Today they have been resurrected to mouth meaningless neo-liberal platitudes in a bid to divert us from the path of economic independence. They will tell you investment is more important than owning the means of production, jobs more important than owning the farm, factory or mine and food more important than farming. By their language you shall know them.
This is why we need, this day, to dedicate ourselves to the ideals of the struggle, close ranks to defeat the machinations of those seeking to torpedo and reverse our independence.
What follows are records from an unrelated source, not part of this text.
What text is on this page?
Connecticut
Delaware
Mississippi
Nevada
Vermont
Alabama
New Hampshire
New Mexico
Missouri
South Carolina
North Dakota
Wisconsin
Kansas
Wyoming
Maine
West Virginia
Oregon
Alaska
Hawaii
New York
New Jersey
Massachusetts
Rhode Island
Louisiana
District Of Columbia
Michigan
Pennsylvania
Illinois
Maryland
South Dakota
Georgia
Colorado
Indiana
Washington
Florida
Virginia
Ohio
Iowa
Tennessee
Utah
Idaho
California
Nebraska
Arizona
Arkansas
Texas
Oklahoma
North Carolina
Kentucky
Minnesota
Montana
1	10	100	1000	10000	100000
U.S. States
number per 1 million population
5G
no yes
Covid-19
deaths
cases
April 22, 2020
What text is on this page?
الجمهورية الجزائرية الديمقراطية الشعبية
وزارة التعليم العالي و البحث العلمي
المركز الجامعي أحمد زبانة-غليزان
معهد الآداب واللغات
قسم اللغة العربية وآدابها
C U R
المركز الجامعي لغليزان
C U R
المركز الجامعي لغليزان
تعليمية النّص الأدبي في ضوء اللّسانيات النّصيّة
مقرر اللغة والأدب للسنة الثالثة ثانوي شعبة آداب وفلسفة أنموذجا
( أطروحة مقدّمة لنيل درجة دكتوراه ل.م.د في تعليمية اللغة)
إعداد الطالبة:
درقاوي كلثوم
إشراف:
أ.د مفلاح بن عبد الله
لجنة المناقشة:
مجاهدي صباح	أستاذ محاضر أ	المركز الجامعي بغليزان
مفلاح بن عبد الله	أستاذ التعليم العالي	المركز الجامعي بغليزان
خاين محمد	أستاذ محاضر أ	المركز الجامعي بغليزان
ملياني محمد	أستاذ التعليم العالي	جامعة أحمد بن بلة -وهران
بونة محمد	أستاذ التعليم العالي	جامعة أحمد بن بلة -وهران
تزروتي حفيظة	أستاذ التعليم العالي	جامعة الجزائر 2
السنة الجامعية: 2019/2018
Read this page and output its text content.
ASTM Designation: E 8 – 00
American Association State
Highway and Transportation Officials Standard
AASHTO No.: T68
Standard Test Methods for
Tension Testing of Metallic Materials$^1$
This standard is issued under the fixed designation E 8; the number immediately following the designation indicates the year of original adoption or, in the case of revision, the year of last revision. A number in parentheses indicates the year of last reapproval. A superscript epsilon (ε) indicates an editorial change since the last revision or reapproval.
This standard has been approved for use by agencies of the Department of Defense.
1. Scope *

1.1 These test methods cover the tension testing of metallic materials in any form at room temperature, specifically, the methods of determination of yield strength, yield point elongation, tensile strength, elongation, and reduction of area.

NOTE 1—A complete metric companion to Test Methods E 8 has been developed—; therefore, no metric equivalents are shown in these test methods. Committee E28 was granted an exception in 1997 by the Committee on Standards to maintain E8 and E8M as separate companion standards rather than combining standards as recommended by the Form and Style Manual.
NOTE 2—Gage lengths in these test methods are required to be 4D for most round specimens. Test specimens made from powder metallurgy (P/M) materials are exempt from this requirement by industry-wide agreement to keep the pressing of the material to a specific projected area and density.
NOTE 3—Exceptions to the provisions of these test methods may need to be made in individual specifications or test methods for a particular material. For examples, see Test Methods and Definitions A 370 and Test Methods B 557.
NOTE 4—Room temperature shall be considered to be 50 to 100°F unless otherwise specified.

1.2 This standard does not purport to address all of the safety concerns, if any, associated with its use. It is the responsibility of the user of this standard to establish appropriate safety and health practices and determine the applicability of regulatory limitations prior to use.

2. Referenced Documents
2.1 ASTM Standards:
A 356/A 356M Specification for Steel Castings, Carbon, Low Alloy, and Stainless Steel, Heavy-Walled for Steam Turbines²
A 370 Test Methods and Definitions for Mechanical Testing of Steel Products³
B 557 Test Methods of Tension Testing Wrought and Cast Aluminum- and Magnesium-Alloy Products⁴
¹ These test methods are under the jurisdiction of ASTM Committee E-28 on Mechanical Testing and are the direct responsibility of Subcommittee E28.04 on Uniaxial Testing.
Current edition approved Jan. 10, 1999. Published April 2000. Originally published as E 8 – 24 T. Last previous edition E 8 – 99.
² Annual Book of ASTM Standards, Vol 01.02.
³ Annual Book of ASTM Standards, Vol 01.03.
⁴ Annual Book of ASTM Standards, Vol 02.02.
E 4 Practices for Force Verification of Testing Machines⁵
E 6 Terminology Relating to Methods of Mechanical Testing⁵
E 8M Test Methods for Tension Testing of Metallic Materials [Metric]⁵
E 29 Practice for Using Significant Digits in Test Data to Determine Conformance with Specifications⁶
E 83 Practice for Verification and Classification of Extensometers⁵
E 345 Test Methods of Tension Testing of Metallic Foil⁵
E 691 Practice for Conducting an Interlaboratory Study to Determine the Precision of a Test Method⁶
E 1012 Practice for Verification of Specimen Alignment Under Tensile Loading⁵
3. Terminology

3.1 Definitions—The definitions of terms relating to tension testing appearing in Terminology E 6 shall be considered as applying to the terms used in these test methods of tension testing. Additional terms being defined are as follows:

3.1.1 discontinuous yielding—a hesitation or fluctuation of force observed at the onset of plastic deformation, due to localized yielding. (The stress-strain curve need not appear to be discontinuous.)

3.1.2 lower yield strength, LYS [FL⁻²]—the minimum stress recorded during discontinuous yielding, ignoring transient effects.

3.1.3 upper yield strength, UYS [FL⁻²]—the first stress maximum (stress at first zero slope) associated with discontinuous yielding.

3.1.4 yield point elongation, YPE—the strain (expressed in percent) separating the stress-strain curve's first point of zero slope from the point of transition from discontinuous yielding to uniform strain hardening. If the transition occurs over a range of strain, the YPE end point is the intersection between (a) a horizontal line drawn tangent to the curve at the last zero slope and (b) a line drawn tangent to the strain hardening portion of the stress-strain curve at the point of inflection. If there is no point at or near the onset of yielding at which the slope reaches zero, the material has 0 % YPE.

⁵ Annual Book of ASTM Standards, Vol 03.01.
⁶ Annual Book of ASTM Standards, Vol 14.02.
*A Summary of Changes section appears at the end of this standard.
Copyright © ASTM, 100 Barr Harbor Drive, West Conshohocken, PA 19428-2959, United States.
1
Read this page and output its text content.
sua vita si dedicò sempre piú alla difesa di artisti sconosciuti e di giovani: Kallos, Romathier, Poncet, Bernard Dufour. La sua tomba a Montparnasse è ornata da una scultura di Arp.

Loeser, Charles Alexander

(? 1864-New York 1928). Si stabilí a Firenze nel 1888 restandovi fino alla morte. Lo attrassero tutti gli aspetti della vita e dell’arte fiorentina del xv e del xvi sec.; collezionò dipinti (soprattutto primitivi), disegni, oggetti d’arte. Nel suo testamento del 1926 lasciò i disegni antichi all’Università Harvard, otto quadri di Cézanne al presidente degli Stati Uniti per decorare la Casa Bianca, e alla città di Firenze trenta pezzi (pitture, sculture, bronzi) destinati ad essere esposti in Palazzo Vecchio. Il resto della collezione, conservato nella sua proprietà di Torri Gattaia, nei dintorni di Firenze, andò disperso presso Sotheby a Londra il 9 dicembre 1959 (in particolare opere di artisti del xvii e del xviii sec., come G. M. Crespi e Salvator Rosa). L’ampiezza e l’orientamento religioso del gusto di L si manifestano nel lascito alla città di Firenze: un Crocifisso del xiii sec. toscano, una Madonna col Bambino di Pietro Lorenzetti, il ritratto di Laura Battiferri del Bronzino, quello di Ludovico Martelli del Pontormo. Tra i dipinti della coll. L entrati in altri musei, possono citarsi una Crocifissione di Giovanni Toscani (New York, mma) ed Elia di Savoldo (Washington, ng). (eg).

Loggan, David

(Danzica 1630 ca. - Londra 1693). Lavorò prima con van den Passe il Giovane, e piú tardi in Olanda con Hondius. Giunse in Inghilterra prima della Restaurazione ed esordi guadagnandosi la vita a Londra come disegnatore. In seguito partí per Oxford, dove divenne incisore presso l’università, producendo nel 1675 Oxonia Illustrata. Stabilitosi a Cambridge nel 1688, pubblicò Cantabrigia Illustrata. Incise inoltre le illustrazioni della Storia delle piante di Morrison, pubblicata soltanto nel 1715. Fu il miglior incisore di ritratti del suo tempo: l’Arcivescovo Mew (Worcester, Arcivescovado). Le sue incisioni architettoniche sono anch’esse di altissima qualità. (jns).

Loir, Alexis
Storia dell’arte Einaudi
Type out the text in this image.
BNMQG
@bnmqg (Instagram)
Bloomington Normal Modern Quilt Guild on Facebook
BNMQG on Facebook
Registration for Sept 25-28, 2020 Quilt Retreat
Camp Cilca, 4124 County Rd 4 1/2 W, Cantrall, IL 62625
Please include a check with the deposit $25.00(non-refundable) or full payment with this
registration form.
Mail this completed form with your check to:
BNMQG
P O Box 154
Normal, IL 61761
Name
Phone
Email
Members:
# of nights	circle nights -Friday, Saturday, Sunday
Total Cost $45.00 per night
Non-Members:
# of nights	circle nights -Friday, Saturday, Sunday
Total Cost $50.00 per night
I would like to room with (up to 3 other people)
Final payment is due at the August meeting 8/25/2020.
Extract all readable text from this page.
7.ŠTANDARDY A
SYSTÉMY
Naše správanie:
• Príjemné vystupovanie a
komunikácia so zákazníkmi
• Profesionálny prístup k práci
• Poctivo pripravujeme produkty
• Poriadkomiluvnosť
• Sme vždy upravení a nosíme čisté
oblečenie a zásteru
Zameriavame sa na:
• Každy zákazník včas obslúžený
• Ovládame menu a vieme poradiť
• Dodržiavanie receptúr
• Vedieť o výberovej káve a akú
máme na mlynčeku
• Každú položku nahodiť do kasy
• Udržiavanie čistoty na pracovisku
The sanctions imposed by the West are not for our benefit, but they are meant to benefit their kith and kin, who we dispossessed of resources that are rightfully ours.
Thus whether we are Zanu-PF, MDC-Tsvangirai or MDC, let us differ only on the modalities of governing our nation, not who should govern it. Let us differ on how we see the contents of the glass not who should drink from it. Whether it’s half-full or half-empty, it’s our glass and we are entitled to everything inside it.